Here’s an example of generating a series of dates for the first seven days in January 2025:
SELECT * FROM generate_series(
DATE '2025-01-01',
DATE '2025-01-07',
INTERVAL '1 day'
);
Result:
+---------------------+
| generate_series |
+---------------------+
| 2025-01-01 00:00:00 |
| 2025-01-02 00:00:00 |
| 2025-01-03 00:00:00 |
| 2025-01-04 00:00:00 |
| 2025-01-05 00:00:00 |
| 2025-01-06 00:00:00 |
| 2025-01-07 00:00:00 |
+---------------------+
We can add a third argument in order to specify an interval, such as weeks. Let’s generate dates for each Monday in Q1 2025:
SELECT * FROM generate_series(
DATE '2025-01-06', -- First Monday of 2025
DATE '2025-03-31', -- End of Q1
INTERVAL '1 week'
);
Result:
+---------------------+
| generate_series |
+---------------------+
| 2025-01-06 00:00:00 |
| 2025-01-13 00:00:00 |
| 2025-01-20 00:00:00 |
| 2025-01-27 00:00:00 |
| 2025-02-03 00:00:00 |
| 2025-02-10 00:00:00 |
| 2025-02-17 00:00:00 |
| 2025-02-24 00:00:00 |
| 2025-03-03 00:00:00 |
| 2025-03-10 00:00:00 |
| 2025-03-17 00:00:00 |
| 2025-03-24 00:00:00 |
| 2025-03-31 00:00:00 |
+---------------------+
Timestamp Series
We can see from the previous examples that the generate_series()

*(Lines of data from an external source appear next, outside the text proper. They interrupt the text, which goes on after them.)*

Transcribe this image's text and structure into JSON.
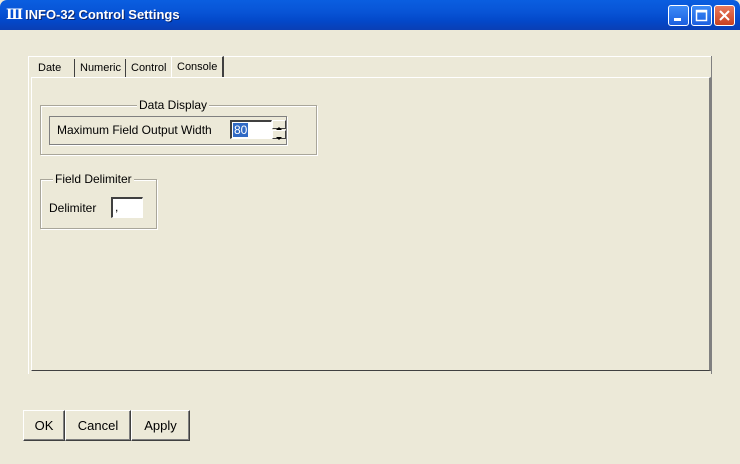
{
  "window": {
    "title": "INFO-32 Control Settings",
    "icon": "app-icon"
  },
  "tabs": [
    {
      "label": "Date",
      "active": false
    },
    {
      "label": "Numeric",
      "active": false
    },
    {
      "label": "Control",
      "active": false
    },
    {
      "label": "Console",
      "active": true
    }
  ],
  "data_display": {
    "group_title": "Data Display",
    "max_width_label": "Maximum Field Output Width",
    "max_width_value": "80"
  },
  "field_delimiter": {
    "group_title": "Field Delimiter",
    "delimiter_label": "Delimiter",
    "delimiter_value": ","
  },
  "buttons": {
    "ok": "OK",
    "cancel": "Cancel",
    "apply": "Apply"
  },
  "colors": {
    "titlebar": "#0854d6",
    "dialog_bg": "#ece9d8",
    "selection": "#316ac5"
  }
}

function returns its result as a TIMESTAMP
, even when we pass DATE
values. Here’s an example of passing actual TIMESTAMP
values to generate a time series across a single day:
SELECT * FROM generate_series(
TIMESTAMP '2025-03-14 08:00:00',
TIMESTAMP '2025-03-14 17:00:00',
INTERVAL '1 hour'
);
Output:
+---------------------+
| generate_series |
+---------------------+
| 2025-03-14 08:00:00 |
| 2025-03-14 09:00:00 |
| 2025-03-14 10:00:00 |
| 2025-03-14 11:00:00 |
| 2025-03-14 12:00:00 |
| 2025-03-14 13:00:00 |
| 2025-03-14 14:00:00 |
| 2025-03-14 15:00:00 |
| 2025-03-14 16:00:00 |
| 2025-03-14 17:00:00 |
+---------------------+
Timestamp With Time Zone
The generate_series()
function also supports TIMESTAMP WITH TIME ZONE
values (also known as TIMESTAMPTZ
):
SELECT * FROM generate_series(
TIMESTAMPTZ '2025-03-14 08:00:00+05:30',
TIMESTAMPTZ '2025-03-14 17:00:00+05:30',
INTERVAL '1 hour'
);
Result on my machine:
+------------------------+
| generate_series |
+------------------------+
| 2025-03-14 12:30:00+10 |
| 2025-03-14 13:30:00+10 |
| 2025-03-14 14:30:00+10 |
| 2025-03-14 15:30:00+10 |
| 2025-03-14 16:30:00+10 |
| 2025-03-14 17:30:00+10 |
| 2025-03-14 18:30:00+10 |
| 2025-03-14 19:30:00+10 |
| 2025-03-14 20:30:00+10 |
| 2025-03-14 21:30:00+10 |
+------------------------+
An Alternative: The range()
Function
DuckDB also has a range()
function, which works almost the same as generate_series()
, with the exception that the stop
value is exclusive.
Here’s an example that demonstrates the difference:
SELECT
range(5),
generate_series(5);
Result:
+-----------------+--------------------+
| "range"(5) | generate_series(5) |
+-----------------+--------------------+
| [0, 1, 2, 3, 4] | [0, 1, 2, 3, 4, 5] |
+-----------------+--------------------+
Here, range(5)
went from zero to four, whereas generate_series(5)
went from zero to five. Other than that, they work pretty much the same.